Exploring the Product Vision
With the personas and journeys as our foundation, we started thinking bigger — what should this product look like in the long run? We took the features on the roadmap and tried to illustrate how they could come together into a coherent vision. Using rough thumbnail sketches of pages, we explored the overall structure, figured out the right entry points for each persona, and mapped how different roles would navigate the product depending on their goals. Small, scrappy, fast — just enough to get everyone looking at the same picture before committing to anything.
validation
To validate our assumptions, I ran a series of usability sessions focused on the existing vulnerability funnel. Participants interacted with the product while approaching tasks from their own role's perspective. This helped us understand how different users interpreted vulnerability data and what they needed to move forward. The sessions revealed both usability issues and deeper workflow gaps — and along the way, uncovered user needs we hadn't previously considered.
Redesigning the Experience
Using these insights, we redesigned the vulnerability management flow to support a more structured investigation process.
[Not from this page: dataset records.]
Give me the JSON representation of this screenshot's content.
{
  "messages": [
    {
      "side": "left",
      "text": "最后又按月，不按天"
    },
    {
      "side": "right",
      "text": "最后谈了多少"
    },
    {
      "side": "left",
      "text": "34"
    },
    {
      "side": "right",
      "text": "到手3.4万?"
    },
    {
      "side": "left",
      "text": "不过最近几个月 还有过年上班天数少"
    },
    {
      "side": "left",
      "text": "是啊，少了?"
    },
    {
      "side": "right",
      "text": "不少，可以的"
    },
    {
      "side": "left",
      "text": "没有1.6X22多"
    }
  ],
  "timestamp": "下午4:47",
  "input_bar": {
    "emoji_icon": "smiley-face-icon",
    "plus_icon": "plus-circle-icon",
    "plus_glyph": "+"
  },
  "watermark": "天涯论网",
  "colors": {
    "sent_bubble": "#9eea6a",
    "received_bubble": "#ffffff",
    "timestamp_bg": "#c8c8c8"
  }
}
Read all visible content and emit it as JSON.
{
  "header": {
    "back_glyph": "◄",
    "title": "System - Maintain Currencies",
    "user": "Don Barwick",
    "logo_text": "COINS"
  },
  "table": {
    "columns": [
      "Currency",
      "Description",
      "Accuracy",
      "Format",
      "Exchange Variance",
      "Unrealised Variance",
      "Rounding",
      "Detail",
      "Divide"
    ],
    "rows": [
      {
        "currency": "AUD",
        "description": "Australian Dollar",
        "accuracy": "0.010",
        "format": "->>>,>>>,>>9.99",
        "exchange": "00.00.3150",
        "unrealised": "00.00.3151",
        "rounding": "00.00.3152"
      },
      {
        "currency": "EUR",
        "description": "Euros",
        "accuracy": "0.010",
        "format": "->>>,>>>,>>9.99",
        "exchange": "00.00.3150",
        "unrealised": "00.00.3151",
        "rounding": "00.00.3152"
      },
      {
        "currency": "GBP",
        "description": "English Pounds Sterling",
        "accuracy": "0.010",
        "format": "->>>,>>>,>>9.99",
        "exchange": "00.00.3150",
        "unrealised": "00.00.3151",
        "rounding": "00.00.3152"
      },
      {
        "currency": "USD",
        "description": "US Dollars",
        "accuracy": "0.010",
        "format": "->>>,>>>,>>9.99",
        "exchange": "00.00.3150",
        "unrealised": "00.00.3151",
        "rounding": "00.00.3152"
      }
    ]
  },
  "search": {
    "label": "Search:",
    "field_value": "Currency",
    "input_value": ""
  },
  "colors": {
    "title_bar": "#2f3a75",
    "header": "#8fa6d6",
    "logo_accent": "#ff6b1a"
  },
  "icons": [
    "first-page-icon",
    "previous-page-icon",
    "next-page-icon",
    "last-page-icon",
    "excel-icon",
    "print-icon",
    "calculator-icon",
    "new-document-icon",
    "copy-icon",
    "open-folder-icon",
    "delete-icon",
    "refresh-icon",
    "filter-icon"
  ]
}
The new experience gave SecOps users the context they needed to understand and evaluate vulnerabilities on their own first — before looping in engineering teams. From there, they could kick off investigations and collaborate with developers and platform engineers to figure out the best path forward.
Outcome
The redesigned experience created a clearer path from vulnerability discovery to resolution. SecOps users could now investigate vulnerabilities with confidence, while developers and platform engineers were brought in at the right moments — not too early, not too late. Most importantly, the product finally reflected how security work actually happens: through collaboration across teams.